Manuel olhava a mulher, absorto, buscando uma solução adequada, que amparasse o valor de mãe de Ana Néri. – Expedirei ordens ao Conselheiro Comandante das Armas, ele a garantirá muito bem em seus projetos como enfermeira! – desabafou Manuel. – Sim, querido, entendo, mas o gesto dela é notável. Não é prática de mulheres brasileiras serem voluntárias durante guerras porque marido ou filhos rumaram para o campo de batalha! Que esse conselheiro possa notar que dona Ana é um exemplo único, pelo que me consta! – falou a esposa, tranquila e confiante. – Certo. Pessoalmente tratarei disso com o conselheiro. Agradecido, minha querida, pelo apoio a mim dado! – Beijou ternamente a fronte da mulher e logo se retirou.

E, assim, numa tarde, a poucos dias do envio de sua solicitação – enquanto tomava café ao lado de Justina e

dos olhos recriminadores de Manuela e Bárbara –, Ana Néri recebeu a resposta do presidente, o qual a elogiava em carta datada de 13 de agosto.

“[…] O rasgo do patriótismo e de abnégação com que V.M., depois de ter visto seguir para o campo de guerra, em que se acha empenhado o país, um irmão e dois filhos, e agóra o terceiro, como médico, se offeréce para, acompanhando-os em tão nóbre missão, prestar os serviços de humanidáde compatíveis com o seu séxo e idade, nos hospitais do Rio Grande do Sul, não póde deixar de ser benevolente acolhido por esta Presidência, que folga de louvar os sentimentos com que v.m., por esse ácto tão importante e digno de inveja, se torna recommendável ao país. Aceito, pois, tão espontâneo offerecimento, e vão ser expedidas órdens ao Conselheiro Commandante das Armas, com quem se entenderá V.M. para ser contractada como primeira enfermeira, e brévemente seguir para o Rio de Janeiro.”
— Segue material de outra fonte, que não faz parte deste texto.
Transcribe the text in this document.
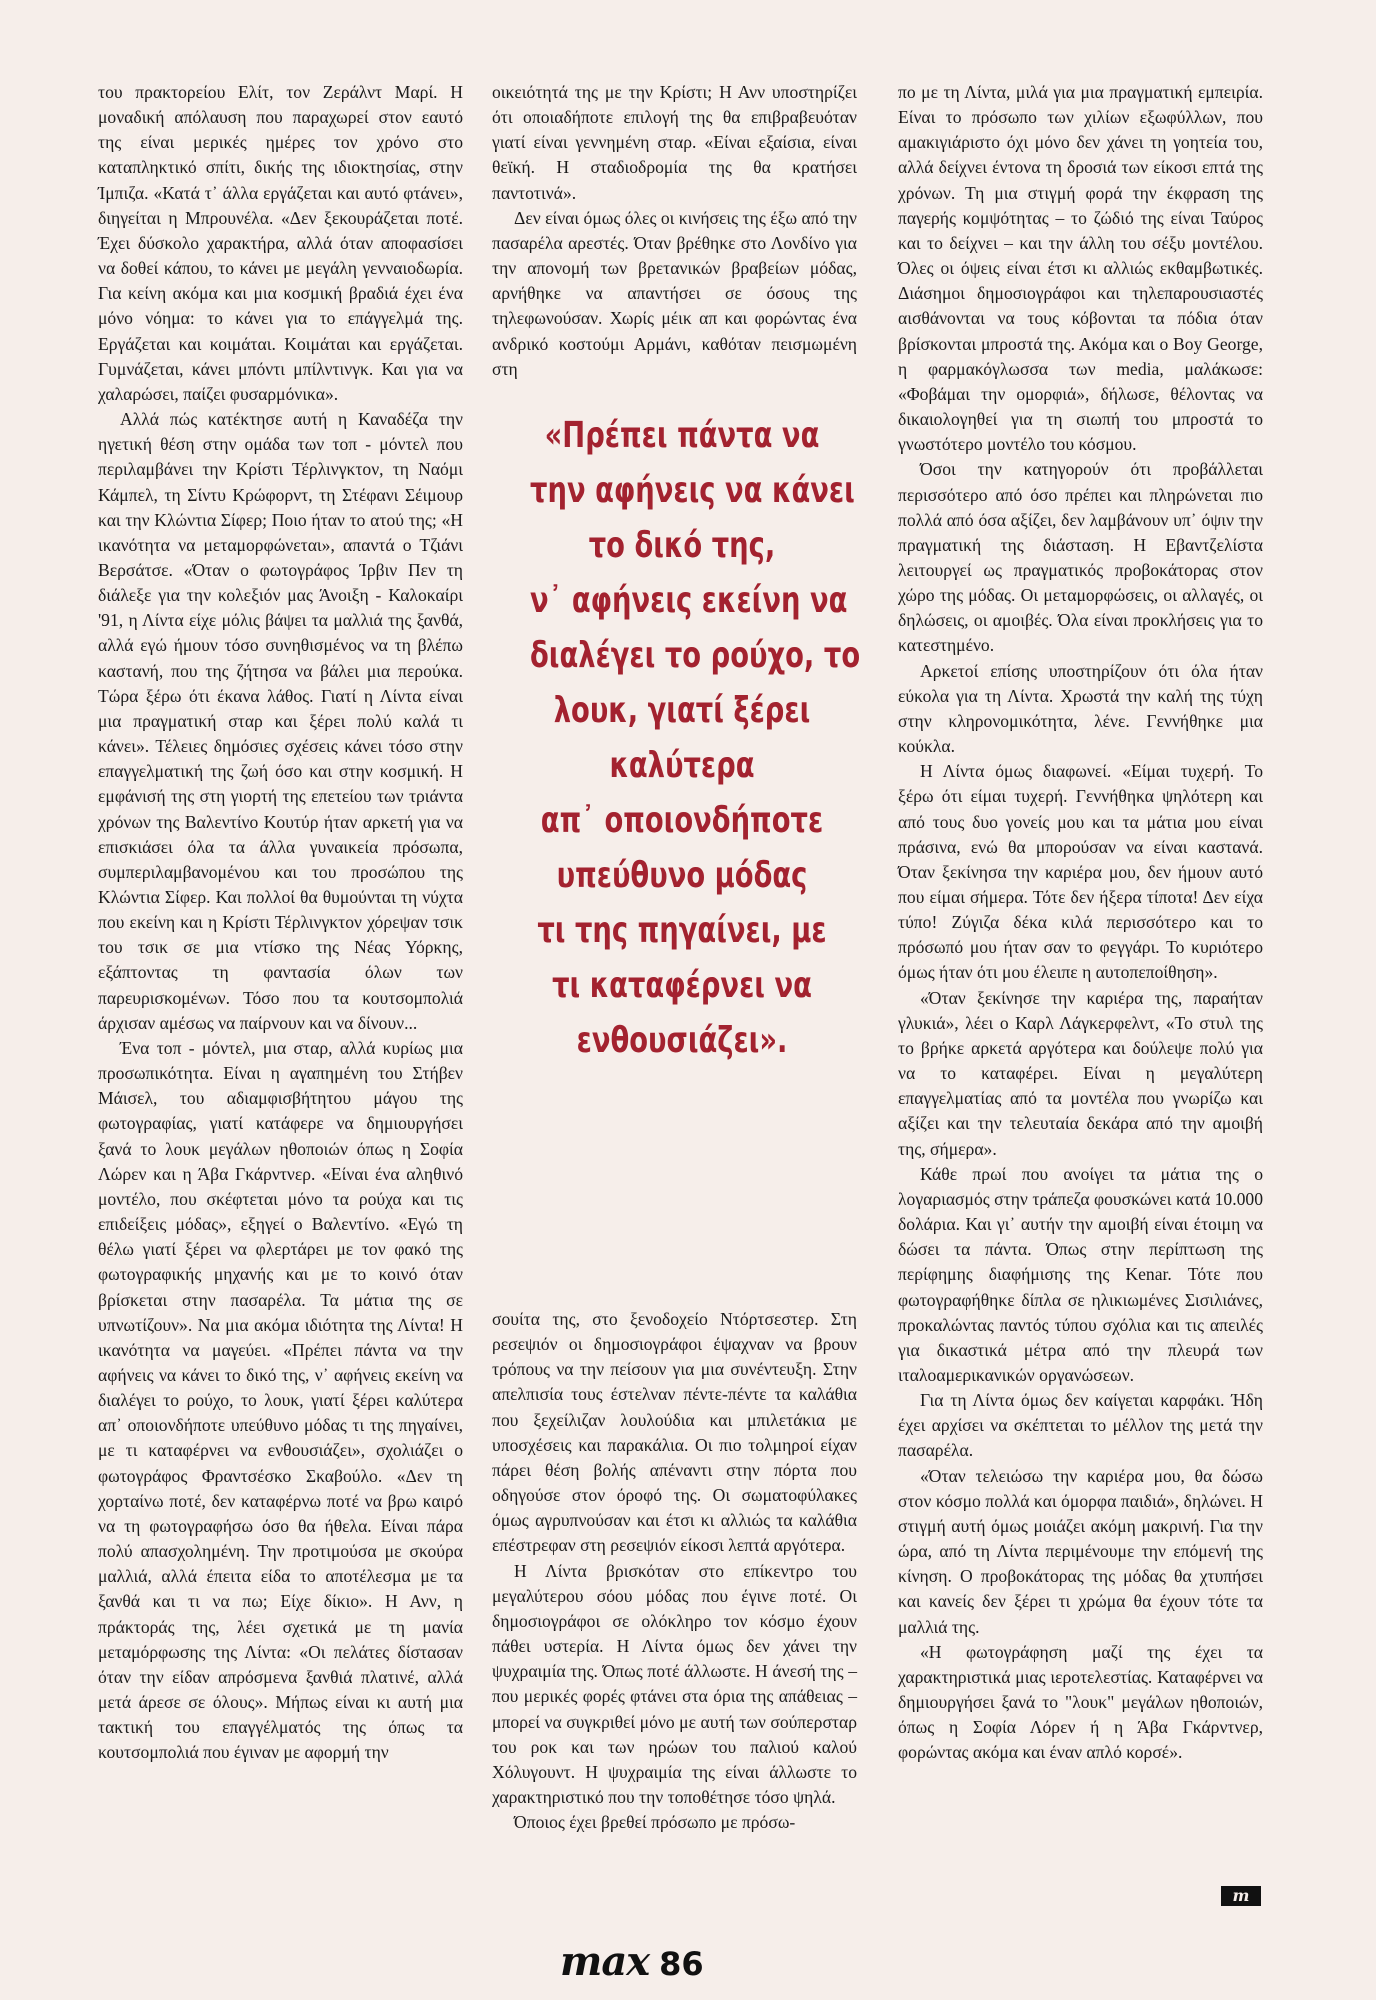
του πρακτορείου Ελίτ, τον Ζεράλντ Μαρί. Η μοναδική απόλαυση που παραχωρεί στον εαυτό της είναι μερικές ημέρες τον χρόνο στο καταπληκτικό σπίτι, δικής της ιδιοκτησίας, στην Ίμπιζα. «Κατά τ᾽ άλλα εργάζεται και αυτό φτάνει», διηγείται η Μπρουνέλα. «Δεν ξεκουράζεται ποτέ. Έχει δύσκολο χαρακτήρα, αλλά όταν αποφασίσει να δοθεί κάπου, το κάνει με μεγάλη γενναιοδωρία. Για κείνη ακόμα και μια κοσμική βραδιά έχει ένα μόνο νόημα: το κάνει για το επάγγελμά της. Εργάζεται και κοιμάται. Κοιμάται και εργάζεται. Γυμνάζεται, κάνει μπόντι μπίλντινγκ. Και για να χαλαρώσει, παίζει φυσαρμόνικα».

Αλλά πώς κατέκτησε αυτή η Καναδέζα την ηγετική θέση στην ομάδα των τοπ - μόντελ που περιλαμβάνει την Κρίστι Τέρλινγκτον, τη Ναόμι Κάμπελ, τη Σίντυ Κρώφορντ, τη Στέφανι Σέιμουρ και την Κλώντια Σίφερ; Ποιο ήταν το ατού της; «Η ικανότητα να μεταμορφώνεται», απαντά ο Τζιάνι Βερσάτσε. «Όταν ο φωτογράφος Ίρβιν Πεν τη διάλεξε για την κολεξιόν μας Άνοιξη - Καλοκαίρι '91, η Λίντα είχε μόλις βάψει τα μαλλιά της ξανθά, αλλά εγώ ήμουν τόσο συνηθισμένος να τη βλέπω καστανή, που της ζήτησα να βάλει μια περούκα. Τώρα ξέρω ότι έκανα λάθος. Γιατί η Λίντα είναι μια πραγματική σταρ και ξέρει πολύ καλά τι κάνει». Τέλειες δημόσιες σχέσεις κάνει τόσο στην επαγγελματική της ζωή όσο και στην κοσμική. Η εμφάνισή της στη γιορτή της επετείου των τριάντα χρόνων της Βαλεντίνο Κουτύρ ήταν αρκετή για να επισκιάσει όλα τα άλλα γυναικεία πρόσωπα, συμπεριλαμβανομένου και του προσώπου της Κλώντια Σίφερ. Και πολλοί θα θυμούνται τη νύχτα που εκείνη και η Κρίστι Τέρλινγκτον χόρεψαν τσικ του τσικ σε μια ντίσκο της Νέας Υόρκης, εξάπτοντας τη φαντασία όλων των παρευρισκομένων. Τόσο που τα κουτσομπολιά άρχισαν αμέσως να παίρνουν και να δίνουν...

Ένα τοπ - μόντελ, μια σταρ, αλλά κυρίως μια προσωπικότητα. Είναι η αγαπημένη του Στήβεν Μάισελ, του αδιαμφισβήτητου μάγου της φωτογραφίας, γιατί κατάφερε να δημιουργήσει ξανά το λουκ μεγάλων ηθοποιών όπως η Σοφία Λώρεν και η Άβα Γκάρντνερ. «Είναι ένα αληθινό μοντέλο, που σκέφτεται μόνο τα ρούχα και τις επιδείξεις μόδας», εξηγεί ο Βαλεντίνο. «Εγώ τη θέλω γιατί ξέρει να φλερτάρει με τον φακό της φωτογραφικής μηχανής και με το κοινό όταν βρίσκεται στην πασαρέλα. Τα μάτια της σε υπνωτίζουν». Να μια ακόμα ιδιότητα της Λίντα! Η ικανότητα να μαγεύει. «Πρέπει πάντα να την αφήνεις να κάνει το δικό της, ν᾽ αφήνεις εκείνη να διαλέγει το ρούχο, το λουκ, γιατί ξέρει καλύτερα απ᾽ οποιονδήποτε υπεύθυνο μόδας τι της πηγαίνει, με τι καταφέρνει να ενθουσιάζει», σχολιάζει ο φωτογράφος Φραντσέσκο Σκαβούλο. «Δεν τη χορταίνω ποτέ, δεν καταφέρνω ποτέ να βρω καιρό να τη φωτογραφήσω όσο θα ήθελα. Είναι πάρα πολύ απασχολημένη. Την προτιμούσα με σκούρα μαλλιά, αλλά έπειτα είδα το αποτέλεσμα με τα ξανθά και τι να πω; Είχε δίκιο». Η Ανν, η πράκτοράς της, λέει σχετικά με τη μανία μεταμόρφωσης της Λίντα: «Οι πελάτες δίστασαν όταν την είδαν απρόσμενα ξανθιά πλατινέ, αλλά μετά άρεσε σε όλους». Μήπως είναι κι αυτή μια τακτική του επαγγέλματός της όπως τα κουτσομπολιά που έγιναν με αφορμή την

οικειότητά της με την Κρίστι; Η Ανν υποστηρίζει ότι οποιαδήποτε επιλογή της θα επιβραβευόταν γιατί είναι γεννημένη σταρ. «Είναι εξαίσια, είναι θεϊκή. Η σταδιοδρομία της θα κρατήσει παντοτινά».

Δεν είναι όμως όλες οι κινήσεις της έξω από την πασαρέλα αρεστές. Όταν βρέθηκε στο Λονδίνο για την απονομή των βρετανικών βραβείων μόδας, αρνήθηκε να απαντήσει σε όσους της τηλεφωνούσαν. Χωρίς μέικ απ και φορώντας ένα ανδρικό κοστούμι Αρμάνι, καθόταν πεισμωμένη στη

«Πρέπει πάντα να
την αφήνεις να κάνει
το δικό της,
ν᾽ αφήνεις εκείνη να
διαλέγει το ρούχο, το
λουκ, γιατί ξέρει
καλύτερα
απ᾽ οποιονδήποτε
υπεύθυνο μόδας
τι της πηγαίνει, με
τι καταφέρνει να
ενθουσιάζει».

σουίτα της, στο ξενοδοχείο Ντόρτσεστερ. Στη ρεσεψιόν οι δημοσιογράφοι έψαχναν να βρουν τρόπους να την πείσουν για μια συνέντευξη. Στην απελπισία τους έστελναν πέντε-πέντε τα καλάθια που ξεχείλιζαν λουλούδια και μπιλετάκια με υποσχέσεις και παρακάλια. Οι πιο τολμηροί είχαν πάρει θέση βολής απέναντι στην πόρτα που οδηγούσε στον όροφό της. Οι σωματοφύλακες όμως αγρυπνούσαν και έτσι κι αλλιώς τα καλάθια επέστρεφαν στη ρεσεψιόν είκοσι λεπτά αργότερα.

Η Λίντα βρισκόταν στο επίκεντρο του μεγαλύτερου σόου μόδας που έγινε ποτέ. Οι δημοσιογράφοι σε ολόκληρο τον κόσμο έχουν πάθει υστερία. Η Λίντα όμως δεν χάνει την ψυχραιμία της. Όπως ποτέ άλλωστε. Η άνεσή της – που μερικές φορές φτάνει στα όρια της απάθειας – μπορεί να συγκριθεί μόνο με αυτή των σούπερσταρ του ροκ και των ηρώων του παλιού καλού Χόλυγουντ. Η ψυχραιμία της είναι άλλωστε το χαρακτηριστικό που την τοποθέτησε τόσο ψηλά.

Όποιος έχει βρεθεί πρόσωπο με πρόσω-

πο με τη Λίντα, μιλά για μια πραγματική εμπειρία. Είναι το πρόσωπο των χιλίων εξωφύλλων, που αμακιγιάριστο όχι μόνο δεν χάνει τη γοητεία του, αλλά δείχνει έντονα τη δροσιά των είκοσι επτά της χρόνων. Τη μια στιγμή φορά την έκφραση της παγερής κομψότητας – το ζώδιό της είναι Ταύρος και το δείχνει – και την άλλη του σέξυ μοντέλου. Όλες οι όψεις είναι έτσι κι αλλιώς εκθαμβωτικές. Διάσημοι δημοσιογράφοι και τηλεπαρουσιαστές αισθάνονται να τους κόβονται τα πόδια όταν βρίσκονται μπροστά της. Ακόμα και ο Boy George, η φαρμακόγλωσσα των media, μαλάκωσε: «Φοβάμαι την ομορφιά», δήλωσε, θέλοντας να δικαιολογηθεί για τη σιωπή του μπροστά το γνωστότερο μοντέλο του κόσμου.

Όσοι την κατηγορούν ότι προβάλλεται περισσότερο από όσο πρέπει και πληρώνεται πιο πολλά από όσα αξίζει, δεν λαμβάνουν υπ᾽ όψιν την πραγματική της διάσταση. Η Εβαντζελίστα λειτουργεί ως πραγματικός προβοκάτορας στον χώρο της μόδας. Οι μεταμορφώσεις, οι αλλαγές, οι δηλώσεις, οι αμοιβές. Όλα είναι προκλήσεις για το κατεστημένο.

Αρκετοί επίσης υποστηρίζουν ότι όλα ήταν εύκολα για τη Λίντα. Χρωστά την καλή της τύχη στην κληρονομικότητα, λένε. Γεννήθηκε μια κούκλα.

Η Λίντα όμως διαφωνεί. «Είμαι τυχερή. Το ξέρω ότι είμαι τυχερή. Γεννήθηκα ψηλότερη και από τους δυο γονείς μου και τα μάτια μου είναι πράσινα, ενώ θα μπορούσαν να είναι καστανά. Όταν ξεκίνησα την καριέρα μου, δεν ήμουν αυτό που είμαι σήμερα. Τότε δεν ήξερα τίποτα! Δεν είχα τύπο! Ζύγιζα δέκα κιλά περισσότερο και το πρόσωπό μου ήταν σαν το φεγγάρι. Το κυριότερο όμως ήταν ότι μου έλειπε η αυτοπεποίθηση».

«Όταν ξεκίνησε την καριέρα της, παραήταν γλυκιά», λέει ο Καρλ Λάγκερφελντ, «Το στυλ της το βρήκε αρκετά αργότερα και δούλεψε πολύ για να το καταφέρει. Είναι η μεγαλύτερη επαγγελματίας από τα μοντέλα που γνωρίζω και αξίζει και την τελευταία δεκάρα από την αμοιβή της, σήμερα».

Κάθε πρωί που ανοίγει τα μάτια της ο λογαριασμός στην τράπεζα φουσκώνει κατά 10.000 δολάρια. Και γι᾽ αυτήν την αμοιβή είναι έτοιμη να δώσει τα πάντα. Όπως στην περίπτωση της περίφημης διαφήμισης της Kenar. Τότε που φωτογραφήθηκε δίπλα σε ηλικιωμένες Σισιλιάνες, προκαλώντας παντός τύπου σχόλια και τις απειλές για δικαστικά μέτρα από την πλευρά των ιταλοαμερικανικών οργανώσεων.

Για τη Λίντα όμως δεν καίγεται καρφάκι. Ήδη έχει αρχίσει να σκέπτεται το μέλλον της μετά την πασαρέλα.

«Όταν τελειώσω την καριέρα μου, θα δώσω στον κόσμο πολλά και όμορφα παιδιά», δηλώνει. Η στιγμή αυτή όμως μοιάζει ακόμη μακρινή. Για την ώρα, από τη Λίντα περιμένουμε την επόμενή της κίνηση. Ο προβοκάτορας της μόδας θα χτυπήσει και κανείς δεν ξέρει τι χρώμα θα έχουν τότε τα μαλλιά της.

«Η φωτογράφηση μαζί της έχει τα χαρακτηριστικά μιας ιεροτελεστίας. Καταφέρνει να δημιουργήσει ξανά το "λουκ" μεγάλων ηθοποιών, όπως η Σοφία Λόρεν ή η Άβα Γκάρντνερ, φορώντας ακόμα και έναν απλό κορσέ».

m
max 86
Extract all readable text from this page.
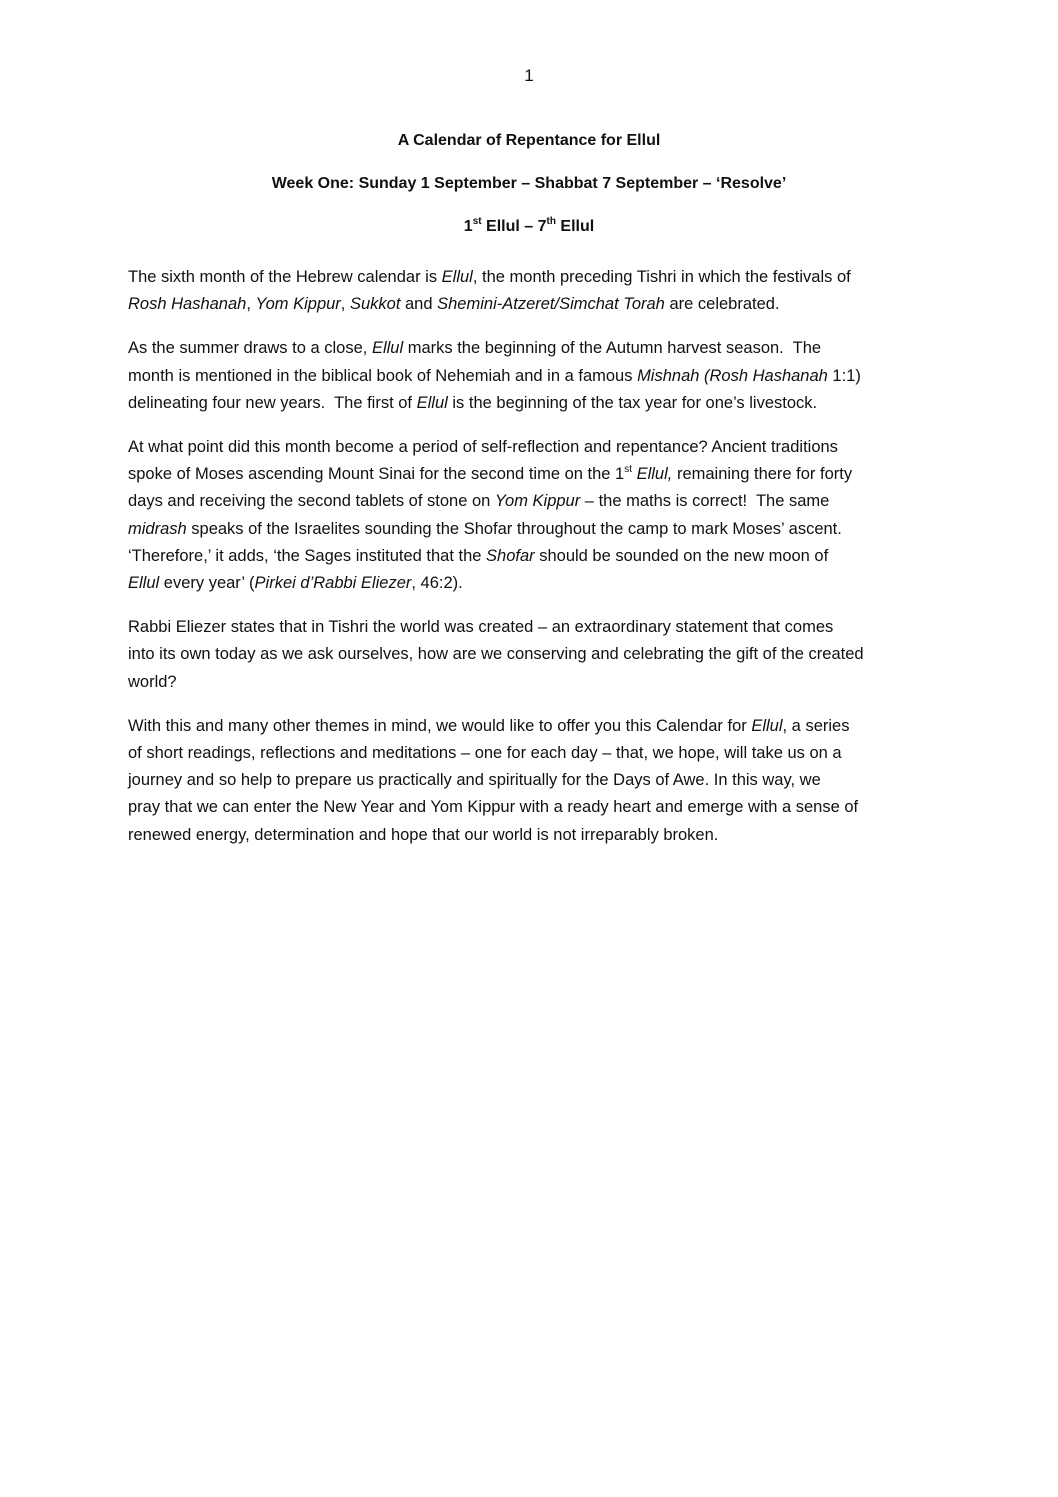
1
A Calendar of Repentance for Ellul
Week One: Sunday 1 September – Shabbat 7 September – ‘Resolve’
1st Ellul – 7th Ellul

The sixth month of the Hebrew calendar is Ellul, the month preceding Tishri in which the festivals of
Rosh Hashanah, Yom Kippur, Sukkot and Shemini-Atzeret/Simchat Torah are celebrated.

As the summer draws to a close, Ellul marks the beginning of the Autumn harvest season.  The
month is mentioned in the biblical book of Nehemiah and in a famous Mishnah (Rosh Hashanah 1:1)
delineating four new years.  The first of Ellul is the beginning of the tax year for one’s livestock.

At what point did this month become a period of self-reflection and repentance? Ancient traditions
spoke of Moses ascending Mount Sinai for the second time on the 1st Ellul, remaining there for forty
days and receiving the second tablets of stone on Yom Kippur – the maths is correct!  The same
midrash speaks of the Israelites sounding the Shofar throughout the camp to mark Moses’ ascent.
‘Therefore,’ it adds, ‘the Sages instituted that the Shofar should be sounded on the new moon of
Ellul every year’ (Pirkei d’Rabbi Eliezer, 46:2).

Rabbi Eliezer states that in Tishri the world was created – an extraordinary statement that comes
into its own today as we ask ourselves, how are we conserving and celebrating the gift of the created
world?

With this and many other themes in mind, we would like to offer you this Calendar for Ellul, a series
of short readings, reflections and meditations – one for each day – that, we hope, will take us on a
journey and so help to prepare us practically and spiritually for the Days of Awe. In this way, we
pray that we can enter the New Year and Yom Kippur with a ready heart and emerge with a sense of
renewed energy, determination and hope that our world is not irreparably broken.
Quem leu foi Bárbara, pausando ao repetir primeira enfermeira em voz alta. Manuela bateu palmas, festiva. – Hummm! Viva! Nossa primeira enfermeira! – gritou a loura, animada.

– Contratada pelo Conselheiro Comandante de Armas! – acrescentou Bárbara, de maneira elogiosa.

Justina, sentada diante das mulheres brancas, mantinha-se calada, observadora. – Aos cinquenta e um anos de idade irei ao sul do país para assistir em uma guerra! – disse, não muito empolgada, Ana Néri. – Mas não era o que pretendia? – indagou Bárbara e acrescentou, curiosa: – Por quê? Desistirás agora?

Sentada, a mulher apenas voltou a cabeça à amiga inquieta. Olhou-a firme, depois relanceou um olhar a Manuela e, por fim, sorriu a Justina. – Tenho palavra! Minhas perdas serão o lucro de meu vigor! Irei, sim, porque permanecer por aqui é uma inutilidade para o meu caráter! – exclamou e então se aquietou. Seu olhar se distanciou, o rosto tranquilo.

Meu coração arde e deseja ir logo! Fazer o quê? Como suportar tamanhas bobeiras dessas duas e outras, apesar de amigas?!